DESCRIPTION (provided by applicant): Flavoproteins are found throughout metabolism, catalyzing a variety of critical steps in the cell. Among the reactions which these enzymes carry out are many in which an unactivated carbon-hydrogen bond is cleaved. This is a fundamental reaction in biological systems, catalyzed by a variety of enzyme classes. The overall goal of the present proposal is to understand the mechanisms by which flavoproteins catalyze carbon-hydrogen bond cleavage reactions and to determine the extent to which different protein folds utilize the same mechanism to catalyze these reactions. The experiments focus on enzymes which oxidize bonds between carbon and either oxygen or nitrogen, transferring a hydride equivalent to the flavin cofactor. Enzymes representative of different classes of substrates have been selected for study: D-amino acid oxidase and tryptophan monooxygenase as D- and L-amino acid oxidases, flavocytochrome b2 as a hydroxy acid oxidizing enzyme, and nitroalkane oxidase, a novel enzyme which represents a unique opportunity to study carbanion formation by a flavoprotein. A variety of mechanistic experiments are proposed to elucidate the details of the carbon-hydrogen bond cleavage step by each enzyme. These are combined with mutational analyses designed to determine the extent to which the protein fold correlates with mechanism. The results of these studies will provide insight into the mechanisms of other flavoproteins, into the roles of the protein in directing the reactivity of the flavin cofactor and into the general problem of cleavage of carbon-hydrogen bonds by biological systems.

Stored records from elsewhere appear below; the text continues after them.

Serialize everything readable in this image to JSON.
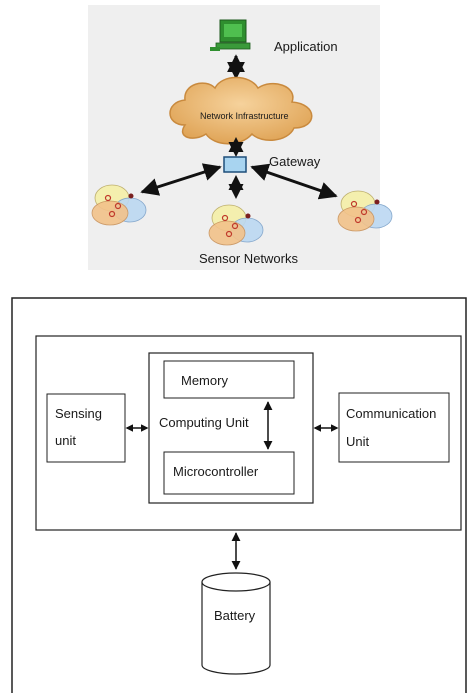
{
  "network_diagram": {
    "application_label": "Application",
    "cloud_label": "Network Infrastructure",
    "gateway_label": "Gateway",
    "sensor_networks_label": "Sensor Networks",
    "icons": [
      "computer-icon",
      "cloud-icon",
      "gateway-box-icon",
      "sensor-cluster-icon"
    ]
  },
  "node_diagram": {
    "sensing_unit_line1": "Sensing",
    "sensing_unit_line2": "unit",
    "computing_unit_label": "Computing Unit",
    "memory_label": "Memory",
    "microcontroller_label": "Microcontroller",
    "communication_unit_line1": "Communication",
    "communication_unit_line2": "Unit",
    "battery_label": "Battery"
  },
  "colors": {
    "top_panel_bg": "#eeeeee",
    "cloud_fill": "#e8b36a",
    "computer_green": "#2f8f2f",
    "gateway_fill": "#a8d4f0",
    "arrow": "#111111"
  }
}
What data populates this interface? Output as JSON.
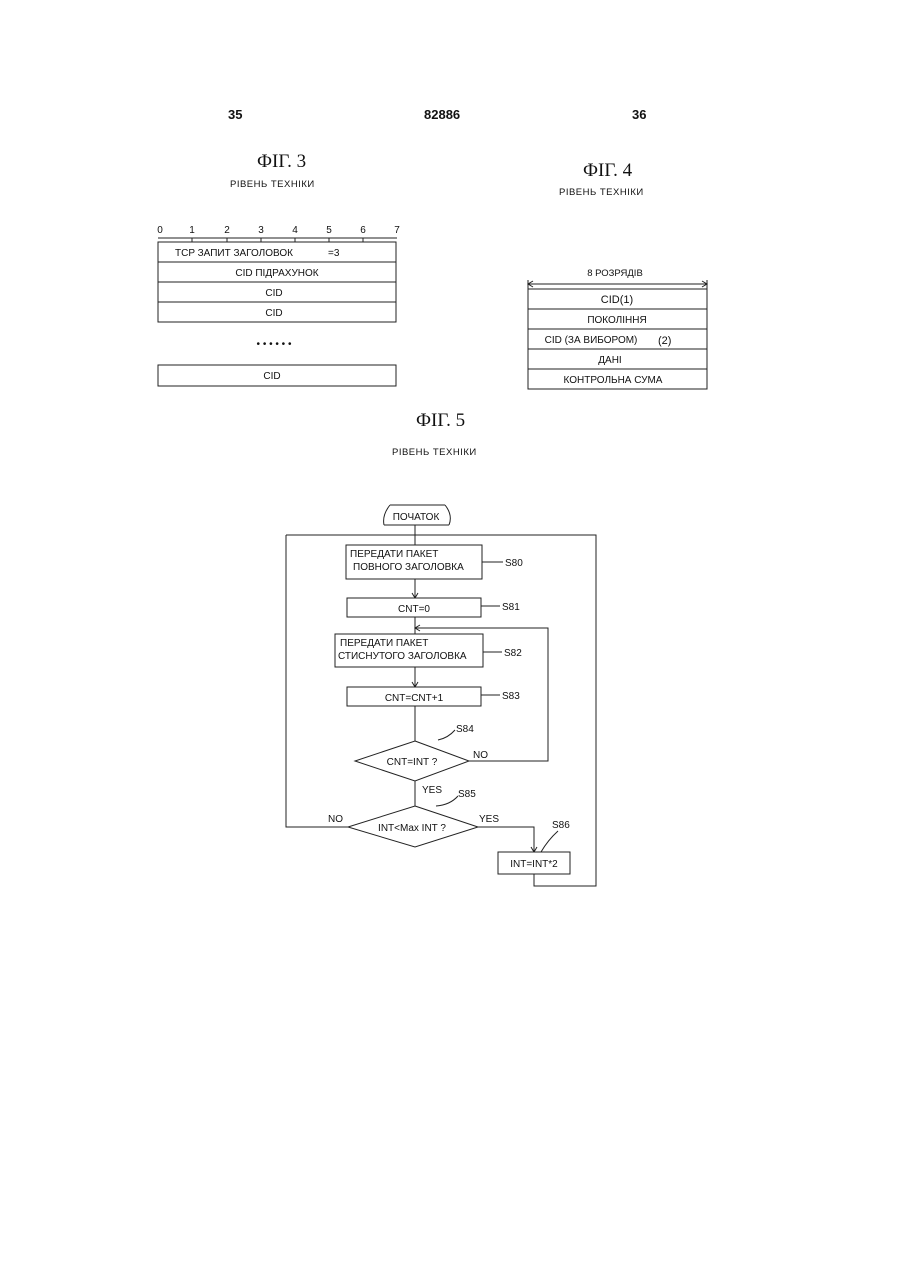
{
  "header": {
    "left_page": "35",
    "patent_number": "82886",
    "right_page": "36"
  },
  "fig3": {
    "title": "ФIГ. 3",
    "subtitle": "РІВЕНЬ ТЕХНІКИ",
    "bit_labels": [
      "0",
      "1",
      "2",
      "3",
      "4",
      "5",
      "6",
      "7"
    ],
    "row1_label": "TCP ЗАПИТ ЗАГОЛОВОК",
    "row1_value": "=3",
    "row2_label": "CID ПІДРАХУНОК",
    "row3_label": "CID",
    "row4_label": "CID",
    "ellipsis": "• • • • • •",
    "last_label": "CID"
  },
  "fig4": {
    "title": "ФIГ. 4",
    "subtitle": "РІВЕНЬ ТЕХНІКИ",
    "width_label": "8 РОЗРЯДІВ",
    "rows": [
      "CID(1)",
      "ПОКОЛІННЯ",
      "CID (ЗА ВИБОРОМ)",
      "ДАНІ",
      "КОНТРОЛЬНА СУМА"
    ],
    "optional_note": "(2)"
  },
  "fig5": {
    "title": "ФIГ. 5",
    "subtitle": "РІВЕНЬ ТЕХНІКИ",
    "start_label": "ПОЧАТОК",
    "s80_line1": "ПЕРЕДАТИ ПАКЕТ",
    "s80_line2": "ПОВНОГО ЗАГОЛОВКА",
    "s80_step": "S80",
    "s81_text": "CNT=0",
    "s81_step": "S81",
    "s82_line1": "ПЕРЕДАТИ ПАКЕТ",
    "s82_line2": "СТИСНУТОГО ЗАГОЛОВКА",
    "s82_step": "S82",
    "s83_text": "CNT=CNT+1",
    "s83_step": "S83",
    "s84_text": "CNT=INT ?",
    "s84_step": "S84",
    "s84_no": "NO",
    "s84_yes": "YES",
    "s85_text": "INT<Max INT ?",
    "s85_step": "S85",
    "s85_no": "NO",
    "s85_yes": "YES",
    "s86_text": "INT=INT*2",
    "s86_step": "S86"
  }
}
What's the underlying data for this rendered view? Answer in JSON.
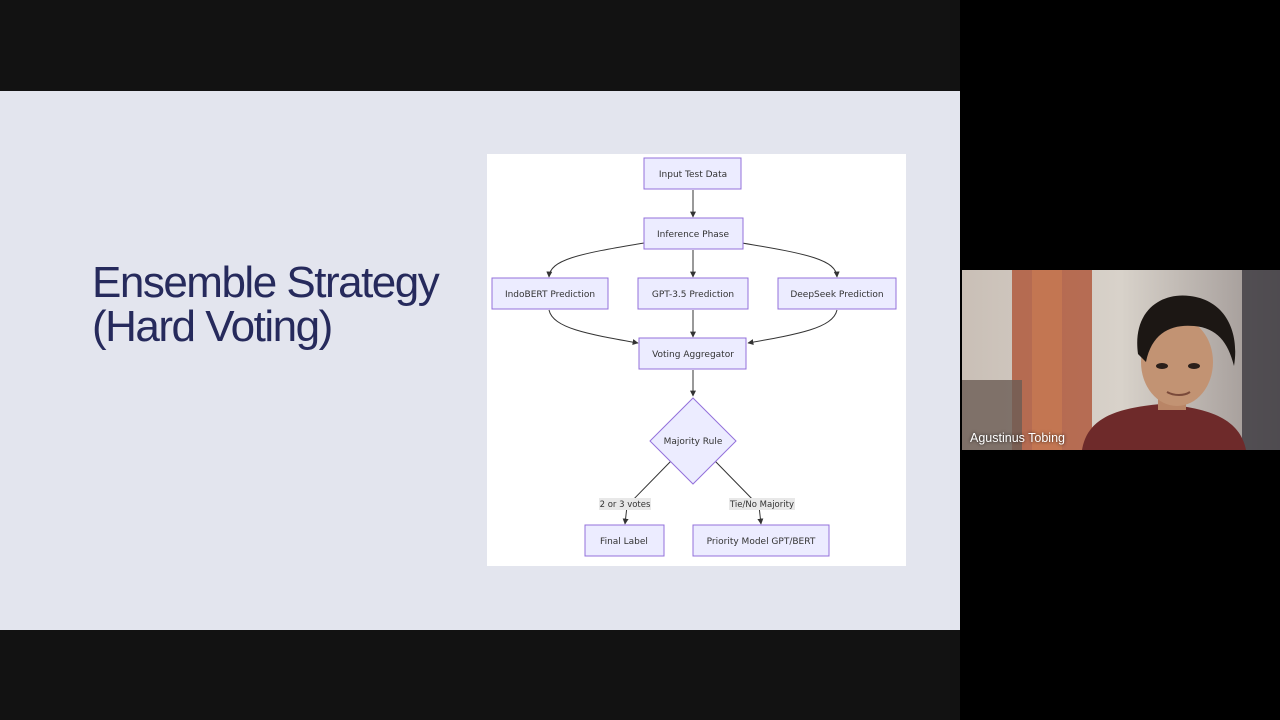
{
  "slide": {
    "title_line1": "Ensemble Strategy",
    "title_line2": "(Hard Voting)"
  },
  "diagram": {
    "nodes": {
      "input": "Input Test Data",
      "inference": "Inference Phase",
      "indobert": "IndoBERT Prediction",
      "gpt": "GPT-3.5 Prediction",
      "deepseek": "DeepSeek Prediction",
      "aggregator": "Voting Aggregator",
      "majority": "Majority Rule",
      "final": "Final Label",
      "priority": "Priority Model GPT/BERT"
    },
    "edge_labels": {
      "votes": "2 or 3 votes",
      "tie": "Tie/No Majority"
    },
    "colors": {
      "node_fill": "#ececff",
      "node_stroke": "#9370db",
      "edge": "#333333",
      "edge_label_bg": "#e8e8e8"
    }
  },
  "video": {
    "participant_name": "Agustinus Tobing"
  },
  "colors": {
    "slide_background": "#e3e5ee",
    "title_color": "#262a5c",
    "letterbox": "#121212"
  }
}
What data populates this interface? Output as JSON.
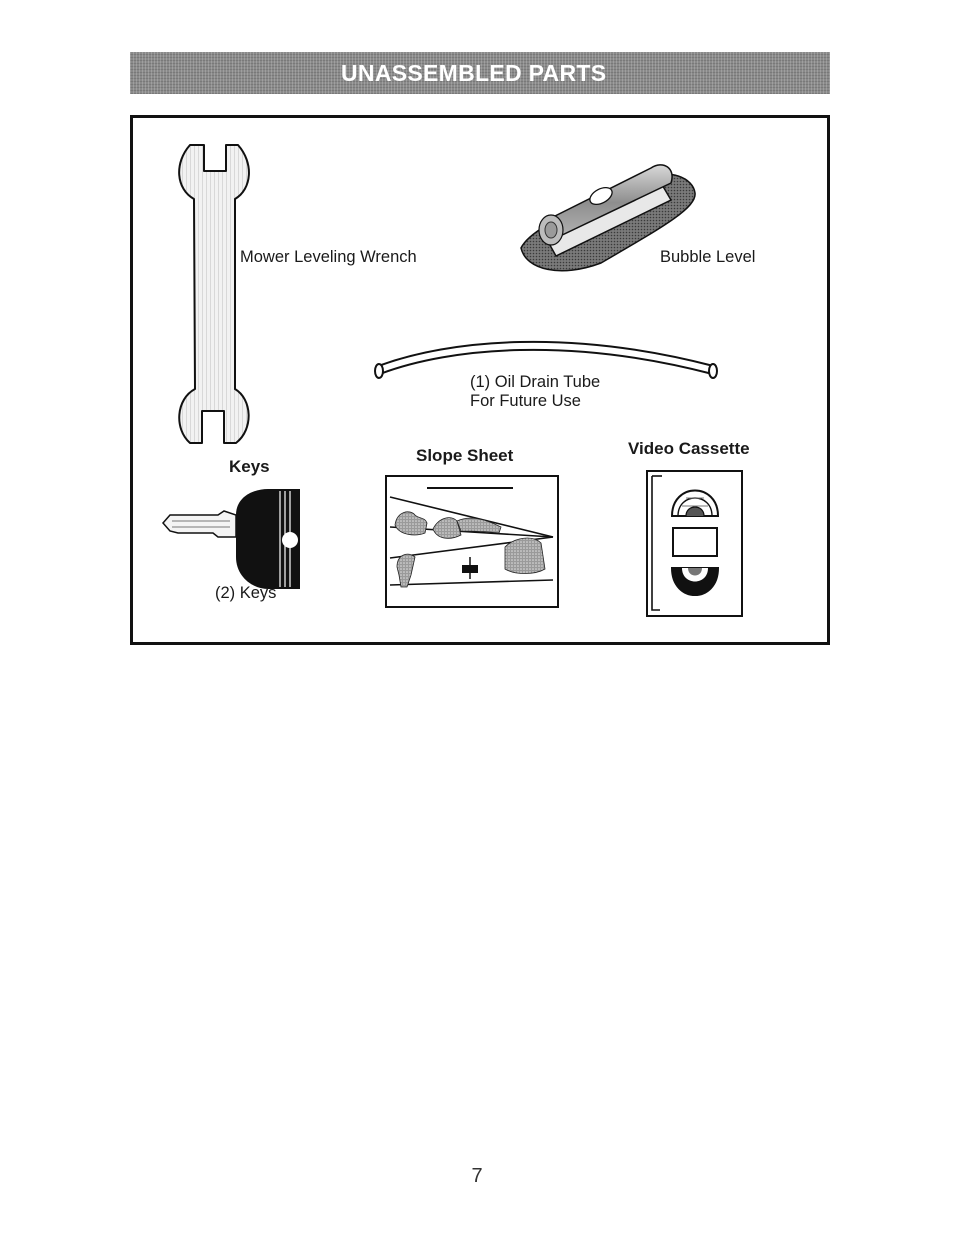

描述（由申请人提供）：黄素蛋白存在于整个新陈代谢过程中，催化细胞中的各种关键步骤。 这些酶进行的许多反应中，未活化的碳-氢键被裂解。这是生物系统中的基本反应，由多种酶催化。本提案的总体目标是了解黄素蛋白催化碳氢键裂解反应的机制，并确定不同蛋白质折叠利用相同机制催化这些反应的程度。实验的重点是氧化碳与氧或氮之间的键，转移相当于黄素辅因子的氢化物的酶。 选择了代表不同类别底物的酶进行研究：D-氨基酸氧化酶和色氨酸单加氧酶作为D-和L-氨基酸氧化酶，黄素细胞色素b2作为羟基酸氧化酶，以及硝基烷氧化酶，一种新型酶，它代表了研究黄素蛋白形成碳负离子的独特机会。提出了各种机制实验来阐明每种酶的碳-氢键裂解步骤的细节。这些与突变分析相结合，旨在确定蛋白质折叠与机制的相关程度。这些研究的结果将有助于深入了解其他黄素蛋白的机制、蛋白质在指导黄素辅因子反应性中的作用以及生物系统裂解碳氢键的一般问题。